13. Senyum Di Antara Senja

5 1 0
                                    

Bagi Aire, tak ada lagi yang bisa diandalkan selain Kakek. Pria rimpuh itu mengetahui banyak hal tentang iblis pun keturunan manusia terpilih yang memiliki kemampuan bertarung di atas rata-rata, juga mampu kendalikan keris bintang.

Gadis itu menatap Kakek dengan penuh harap. Pria tua itu menyerah akan tubuhnya yang semakin kurus akhir-akhir ini. Bahkan sosok yang kerap ke hutan untuk mencari rotan pun kini hanya diam di rumah dan makan menggunakan hasil panggilan penduduk desa yang mendapat gangguan dari arwah atau semacamnya.

"Shall dan aku terhubung dalam benang takdir, Kek. Kami adalah satu pasangan. Sayangnya, dia adalah iblis, dan aku adalah manusia. Aku tidak mengerti tapi Shall bilang—"

"Ini bencana," ucap pria sepuh itu, panik. "Terjadi lagi. Shall akan menjadi lebih jahat dari yang kau bayangkan. Penduduk Gimpo berada dalam masalah besar!"

"Tapi ini bukan sepenuhnya salahku, Kek. Aku memang terlahir dengan benang merah yang terhubung pada Shall."

"Sayangnya, setiap mahkluk yang bereinkarnasi akan tetap memiliki sifat yang sama. Pilihannya berada dalam dirimu, Aire. Untuk mengirim Shall ke neraka, atau mempertahankan dia untuk kepentinganmu sendiri."

Aire menggeleng pelan. Ia mendengar cerita tentang perempuan mirip dirinya di masa lalu, bagaimana sosok itu memanipulasi benang merah dan menghubungkannya pada Shall. Eria mengendalikan Shall dengan racun dalam permennya, membuat pria iblis itu jatuh cinta dan melakukan segalanya demi dirinya.

"Aku bukan perempuan jahat itu!" pekik Aire. "Aku tidak mungkin mengkhianati kerajaan hanya karena keinginan sendiri, aku juga tidak mungkin memaksa Shall untuk menjadi milikku dan melakukan segalanya demi aku. Karena itu, beri tahu aku di mana keris bintang itu berada, aku akan memotong benang merah yang menghubungkan kami."

Kakek tersenyum tipis, menepuk pundak kiri Aire. "Tidak ada takdir yang bisa terpotong, kecuali kamu melakukan bunuh diri."

"Tapi Shall bilang bisa! Ini harus bisa!"

Gadis itu jatuh terduduk, menatap pergelangan tangannya yang kembali mulus. Tak ada benang merah, atau bekas terbakar. Namun, Aire dapat merasakan bahwa ikatan takdir itu nyata. Semakin mereka coba memotong takdir, semakin dekat dan menyusut benang itu.

"Katakan padaku, Kek. Di mana keris bintang itu berada!" parau Aire.

Air mata meleleh, turun basahi pipi. Hancur. Aire telah membayangkan kehidupan yang indah bersama pasangan hidupnya suatu hari nanti, berjalan di pantai sembari berpegang tangan, tinggal dalam satu rumah, melakukan banyak hal bersama.
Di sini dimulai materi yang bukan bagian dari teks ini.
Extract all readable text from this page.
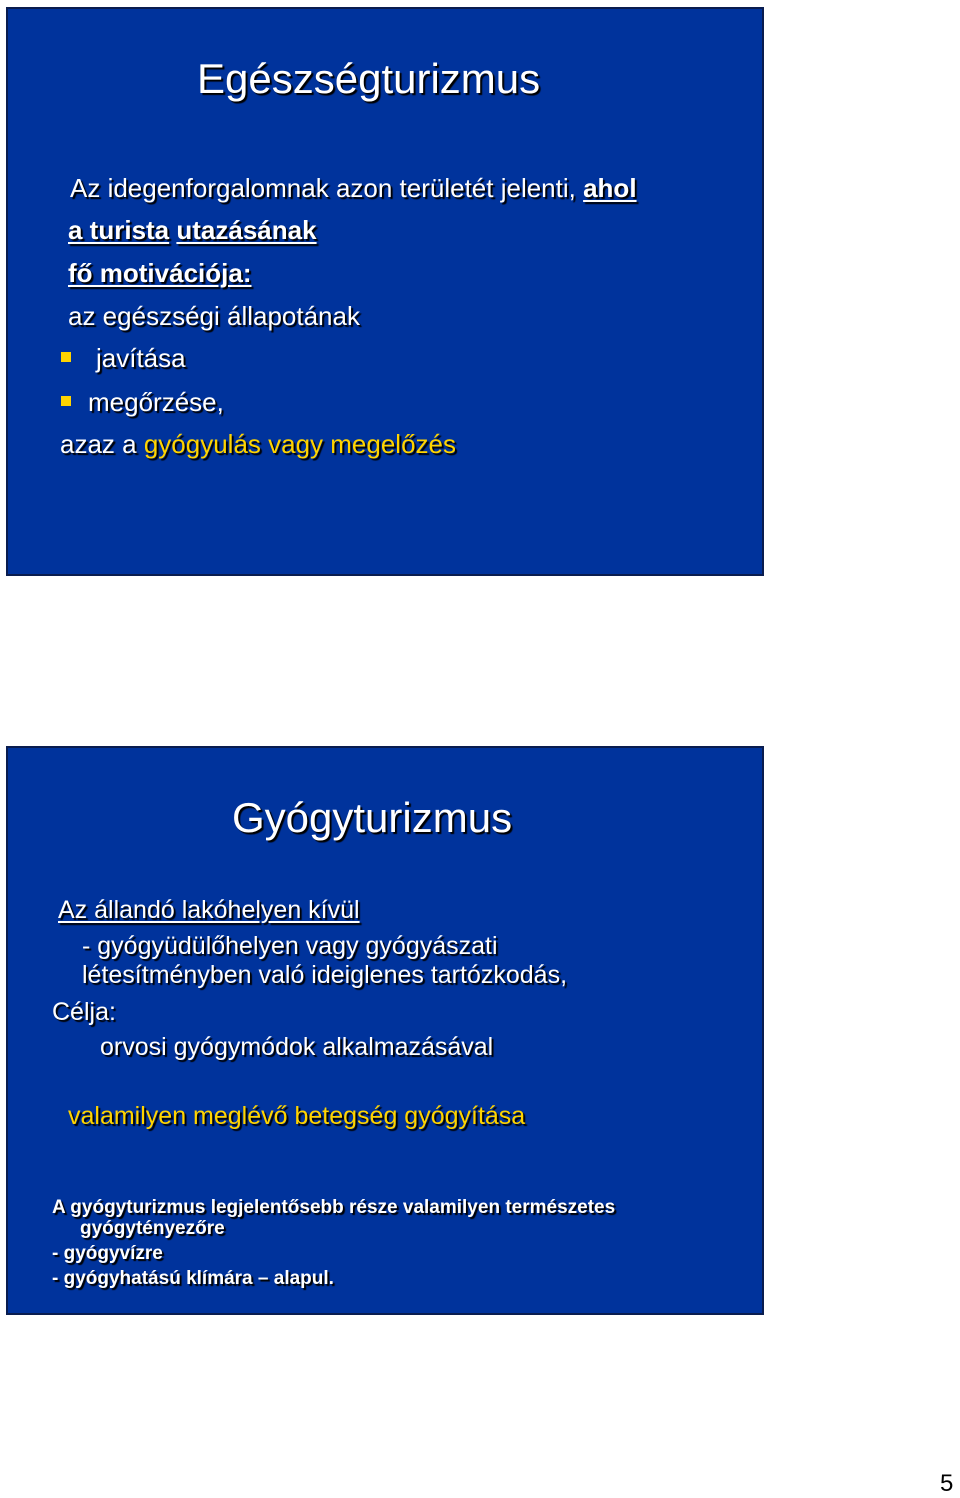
Egészségturizmus
Az idegenforgalomnak azon területét jelenti, ahol
a turista utazásának
fő motivációja:
az egészségi állapotának
javítása
megőrzése,
azaz a gyógyulás vagy megelőzés
Gyógyturizmus
Az állandó lakóhelyen kívül
- gyógyüdülőhelyen vagy gyógyászati
létesítményben való ideiglenes tartózkodás,
Célja:
orvosi gyógymódok alkalmazásával
valamilyen meglévő betegség gyógyítása
A gyógyturizmus legjelentősebb része valamilyen természetes
gyógytényezőre
- gyógyvízre
- gyógyhatású klímára – alapul.
5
Namun, takdir berkata lain, bahwa yang menjadi takdirnya adalah seorang pria iblis licik.

"Baiklah." Pria sepuh dengan rambut yang sepenuhnya memutih itu menghembuskan napas panjang. "Keris bintang berada di sebuah tempat yang sangat gelap, tetapi terdapat setitik cahaya. Ketika berada di tempat itu, setengah tubuh terendam air, tapi kau masih bisa bernapas."

"Tempat apa itu?"

"Kakek menyerah pada Shall. Di malam gerhana, Kakek memutuskan untuk tidak membunuh Shall, karena dia terlalu kuat. Gimpo akan hancur jika Kakek mengusiknya. Kau juga, lebih baik diam dan lihat apa yang akan dia lakukan."

"Kau bukan kakek," lirih Aire. Gadis itu menggeleng pelan. "Kakek selalu bersemangat, Kakek memberitahu aku segalanya tentang iblis dan arwah. Juga, semua cerita tentang kehebatannya melawan iblis. Namun, mengapa sekarang—"

"Setiap orang bisa berubah," gumam Kakek. "Lagi pula, Shall memang penguasa Gimpo."

Aire embuskan napas, menatap hambar pada bubur kesukaannya yang terlihat tak menarik. Kakek jelas berubah, tak ada semangat dan keyakinan. Mungkin karena umur, atau sesuatu telah terjadi, Aire hanya bisa menerka-nerka.